All of these projects involve recombinant cloning of biosynthetic genes from plants, their functional expression in microbial systems (bacterial and/or yeast). Mutants will also be generated and functionally expressed in the same systems. The enzymatic studies further require protein purification and biochemical and biophysical characterization in vitro.

References
1. Cho, E.-M., et al., Molecular cloning and characterization of a cDNA encoding ent-cassa-12,15-diene synthase, a putative diterpenoid phytoalexin biosynthetic enzyme, from suspension-cultured rice cells treated with a chitin elicitor. Plant J., 2004. 37(1): p. 1-8.

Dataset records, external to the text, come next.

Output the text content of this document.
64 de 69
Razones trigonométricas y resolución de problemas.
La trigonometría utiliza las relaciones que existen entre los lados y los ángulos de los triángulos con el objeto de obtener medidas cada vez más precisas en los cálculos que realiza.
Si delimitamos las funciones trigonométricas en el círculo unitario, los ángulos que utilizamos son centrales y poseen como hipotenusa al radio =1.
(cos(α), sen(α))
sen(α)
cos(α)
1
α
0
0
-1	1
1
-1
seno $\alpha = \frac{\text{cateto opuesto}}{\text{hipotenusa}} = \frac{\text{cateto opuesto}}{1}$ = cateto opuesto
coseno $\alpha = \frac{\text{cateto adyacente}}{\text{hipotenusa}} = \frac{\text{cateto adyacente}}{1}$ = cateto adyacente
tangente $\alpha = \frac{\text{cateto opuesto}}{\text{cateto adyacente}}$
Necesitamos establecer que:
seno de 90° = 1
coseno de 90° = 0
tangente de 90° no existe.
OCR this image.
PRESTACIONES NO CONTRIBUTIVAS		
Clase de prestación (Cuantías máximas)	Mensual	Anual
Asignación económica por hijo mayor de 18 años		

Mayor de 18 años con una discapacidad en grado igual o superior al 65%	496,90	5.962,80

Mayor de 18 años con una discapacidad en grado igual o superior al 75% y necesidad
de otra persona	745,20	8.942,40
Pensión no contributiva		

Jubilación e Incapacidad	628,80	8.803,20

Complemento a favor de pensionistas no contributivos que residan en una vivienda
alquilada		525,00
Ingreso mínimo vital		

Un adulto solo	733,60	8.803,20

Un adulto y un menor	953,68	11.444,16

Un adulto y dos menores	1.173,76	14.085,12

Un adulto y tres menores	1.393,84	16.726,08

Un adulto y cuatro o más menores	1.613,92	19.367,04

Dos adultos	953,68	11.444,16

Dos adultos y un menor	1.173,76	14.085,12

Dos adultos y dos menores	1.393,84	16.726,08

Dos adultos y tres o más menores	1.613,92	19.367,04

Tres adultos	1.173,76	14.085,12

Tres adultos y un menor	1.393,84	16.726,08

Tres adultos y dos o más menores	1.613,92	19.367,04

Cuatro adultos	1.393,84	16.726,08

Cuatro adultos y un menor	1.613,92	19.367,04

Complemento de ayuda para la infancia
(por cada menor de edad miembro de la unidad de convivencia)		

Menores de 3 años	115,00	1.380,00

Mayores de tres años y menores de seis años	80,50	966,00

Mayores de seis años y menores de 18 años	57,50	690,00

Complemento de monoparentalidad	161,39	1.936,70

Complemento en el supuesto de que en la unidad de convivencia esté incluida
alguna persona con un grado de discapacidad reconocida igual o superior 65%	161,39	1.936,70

2. Otomo, K., et al., Diterpene Cyclases Responsible for the Biosynthesis of Phytoalexins, Momilactones A, B, and Oryzalexins A-F in Rice. Biosci. Biotechnol. Biochem., 2004. 68(9): p. 2001-2006.
3. Otomo, K., et al., Biological functions of ent- and syn-copalyl diphosphate synthases in rice: key enzymes for the branch point of gibberellin and phytoalexin biosynthesis. Plant J., 2004. 39(6): p. 886-893.
4. Prisic, S., et al., Rice contains disparate ent-copalyl diphosphate synthases with distinct metabolic functions. Plant Physiol., 2004. 136(4): p. 4228-4236.
5. Wilderman, P.R., et al., Identification of syn-pimara-7,15-diene synthase reveals functional clustering of terpene synthases involved in rice phytoalexin/allelochemical biosynthesis. Plant Physiol., 2004. 135(4): p. 2098-2105.
6. Xu, M., et al., Functional identification of rice syn-copalyl diphosphate synthase and its role in initiating biosynthesis of diterpenoid phytoalexin/allelopathic natural products. Plant J., 2004. 39(3): p. 309-318.
7. Nemoto, T., et al., Stemar-13-ene synthase, a diterpene cyclase involved in the biosynthesis of the phytoalexin oryzalexin S in rice. FEBS Lett, 2004. 571: p. 182-186.